Currently, we are not aware of the precise mechanism responsible for regulating the concentration of Golgi-situated ERManI, although previously published experiments have indicated that a significant fraction of the newly synthesized molecules are eliminated by lysosomal proteases (Wu et al., 2007
). It is apparent, however, that the intracellular residence of the mannosidase does not rely on its direct binding to γ-COP, because ERManIγ-COP-def
continued to localize to the Golgi complex (Figure S4A). Also, unlike the capacity of γ-COP knockdown to diminish the steady-state level of the wild-type mannosidase, the ERManIγ-COP-def
did not exhibit a diminished intracellular concentration (), implying that the capacity of γ-COP to regulate the concentration of the mannosidase does not rely on a direct interaction. It should be noted, however, that the RNAi-mediated knockdown of γ-COP did result in the dispersal of endogenous ERManI throughout the cytoplasm (Figure S4B). In support of the notion that this phenomenon reflected fragmentation of the Golgi complex (Lippincott-Schwartz et al., 1990
; Beller et al., 2008
), we observed that incubating cells in media that contained brefeldin A (BFA), an antibiotic that fragments the Golgi complex by interfering with COPI complex assembly (Peyroche et al., 1999
; Mossessova et al., 2003
; Renault et al., 2003
), led to a significantly diminished steady-state level of ERManI (Figure S4C). However, in contrast to that notion, incubation with nocodazole, a potent drug that is able to induce Golgi disassembly via the depolymerization of microtubules (Lippincott-Schwartz et al., 1990
; Dinter and Berger, 1998
), did not alter the steady-state level of ERManI (Figure S4C). Altogether, our observations support the idea that the steady-state level of ERManI is likely regulated by protein trafficking in the secretory pathway, rather than by the structural integrity of the Golgi apparatus.

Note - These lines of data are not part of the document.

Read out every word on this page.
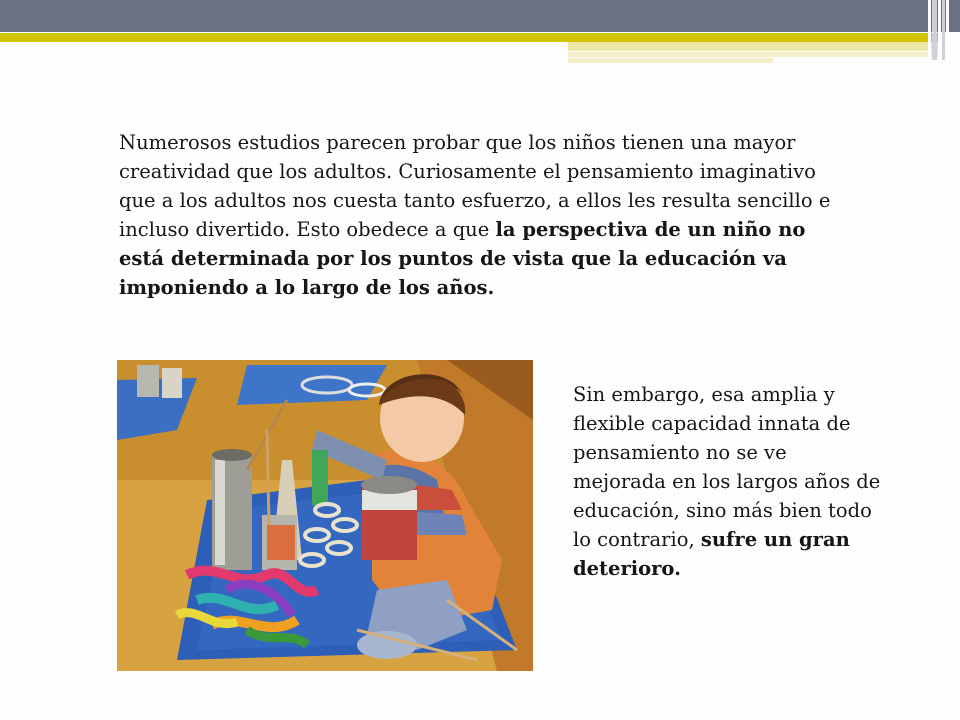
Numerosos estudios parecen probar que los niños tienen una mayor creatividad que los adultos. Curiosamente el pensamiento imaginativo que a los adultos nos cuesta tanto esfuerzo, a ellos les resulta sencillo e incluso divertido. Esto obedece a que la perspectiva de un niño no está determinada por los puntos de vista que la educación va imponiendo a lo largo de los años.

Sin embargo, esa amplia y flexible capacidad innata de pensamiento no se ve mejorada en los largos años de educación, sino más bien todo lo contrario, sufre un gran deterioro.
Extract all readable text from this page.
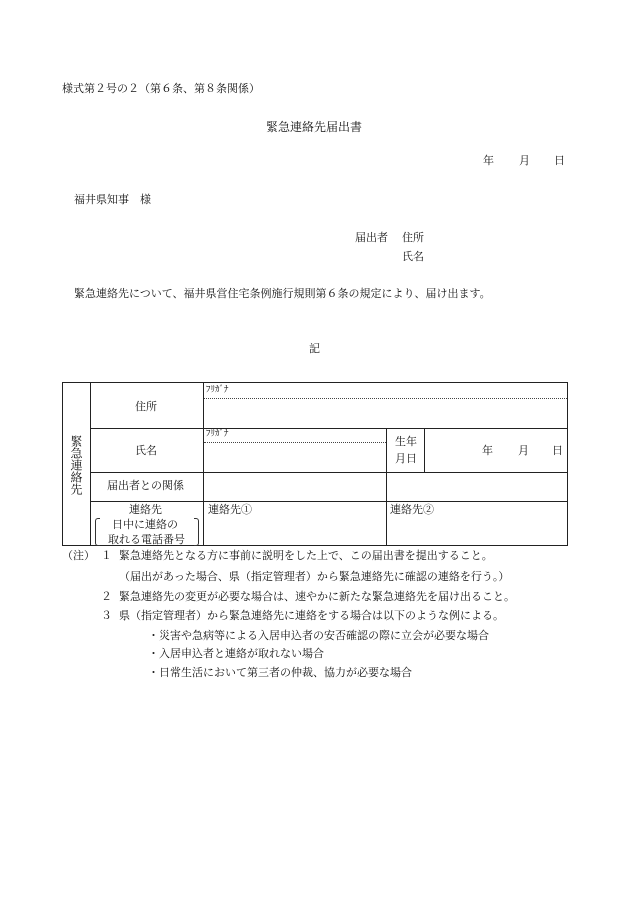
様式第２号の２（第６条、第８条関係）
緊急連絡先届出書
年 月 日
福井県知事　様
届出者 住所
氏名
緊急連絡先について、福井県営住宅条例施行規則第６条の規定により、届け出ます。
記
緊急連絡先
住所
ﾌﾘｶﾞﾅ
氏名
ﾌﾘｶﾞﾅ
生年
月日
年 月 日
届出者との関係
連絡先
日中に連絡の
取れる電話番号
連絡先①	連絡先②
（注） １ 緊急連絡先となる方に事前に説明をした上で、この届出書を提出すること。
（届出があった場合、県（指定管理者）から緊急連絡先に確認の連絡を行う。）
２ 緊急連絡先の変更が必要な場合は、速やかに新たな緊急連絡先を届け出ること。
３ 県（指定管理者）から緊急連絡先に連絡をする場合は以下のような例による。
・災害や急病等による入居申込者の安否確認の際に立会が必要な場合
・入居申込者と連絡が取れない場合
・日常生活において第三者の仲裁、協力が必要な場合
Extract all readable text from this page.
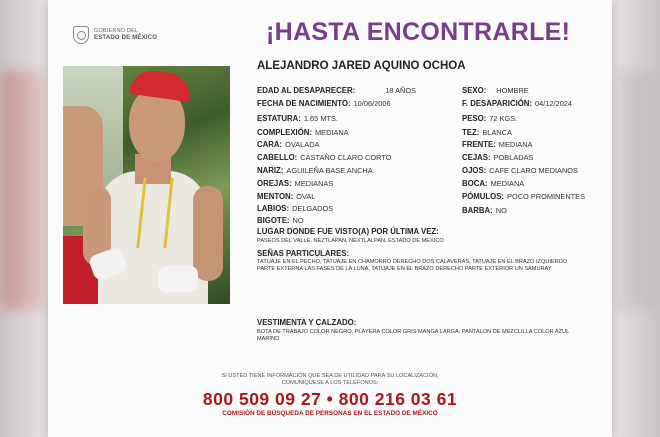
GOBIERNO DEL
ESTADO DE MÉXICO	¡HASTA ENCONTRARLE!
ALEJANDRO JARED AQUINO OCHOA
EDAD AL DESAPARECER:	18 AÑOS	SEXO: HOMBRE
FECHA DE NACIMIENTO: 10/06/2006	F. DESAPARICIÓN: 04/12/2024
ESTATURA: 1.65 MTS.	PESO: 72 KGS.
COMPLEXIÓN: MEDIANA	TEZ: BLANCA
CARA: OVALADA	FRENTE: MEDIANA
CABELLO: CASTAÑO CLARO CORTO	CEJAS: POBLADAS
NARIZ: AGUILEÑA BASE ANCHA	OJOS: CAFE CLARO MEDIANOS
OREJAS: MEDIANAS	BOCA: MEDIANA
MENTON: OVAL	PÓMULOS: POCO PROMINENTES
LABIOS: DELGADOS	BARBA: NO
BIGOTE: NO
LUGAR DONDE FUE VISTO(A) POR ÚLTIMA VEZ:
PASEOS DEL VALLE. NEZTLAPAN, NEXTLALPAN, ESTADO DE MEXICO
SEÑAS PARTICULARES:
TATUAJE EN EL PECHO, TATUAJE EN CHAMORRO DERECHO DOS CALAVERAS, TATUAJE EN EL BRAZO IZQUIERDO
PARTE EXTERNA LAS FASES DE LA LUNA, TATUAJE EN EL BRAZO DERECHO PARTE EXTERIOR UN SAMURAY
VESTIMENTA Y CALZADO:
BOTA DE TRABAJO COLOR NEGRO, PLAYERA COLOR GRIS MANGA LARGA, PANTALON DE MEZCLILLA COLOR AZUL
MARINO
SI USTED TIENE INFORMACIÓN QUE SEA DE UTILIDAD PARA SU LOCALIZACIÓN,
COMUNÍQUESE A LOS TELÉFONOS:
800 509 09 27 • 800 216 03 61
COMISIÓN DE BÚSQUEDA DE PERSONAS EN EL ESTADO DE MÉXICO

In summary, our study indicates that Golgi-localized ERManI apparently serves as a linchpin in an expanded mammalian ERAD network in which functional modules are linked by the vesicular transport of cargo. This arrangement provides the temporospatial distancing of essential proteostasis events that would otherwise directly compete with one another if performed in the same compartment. In this regard, ERManI contributes to the establishment of a multifunctional gatekeeper.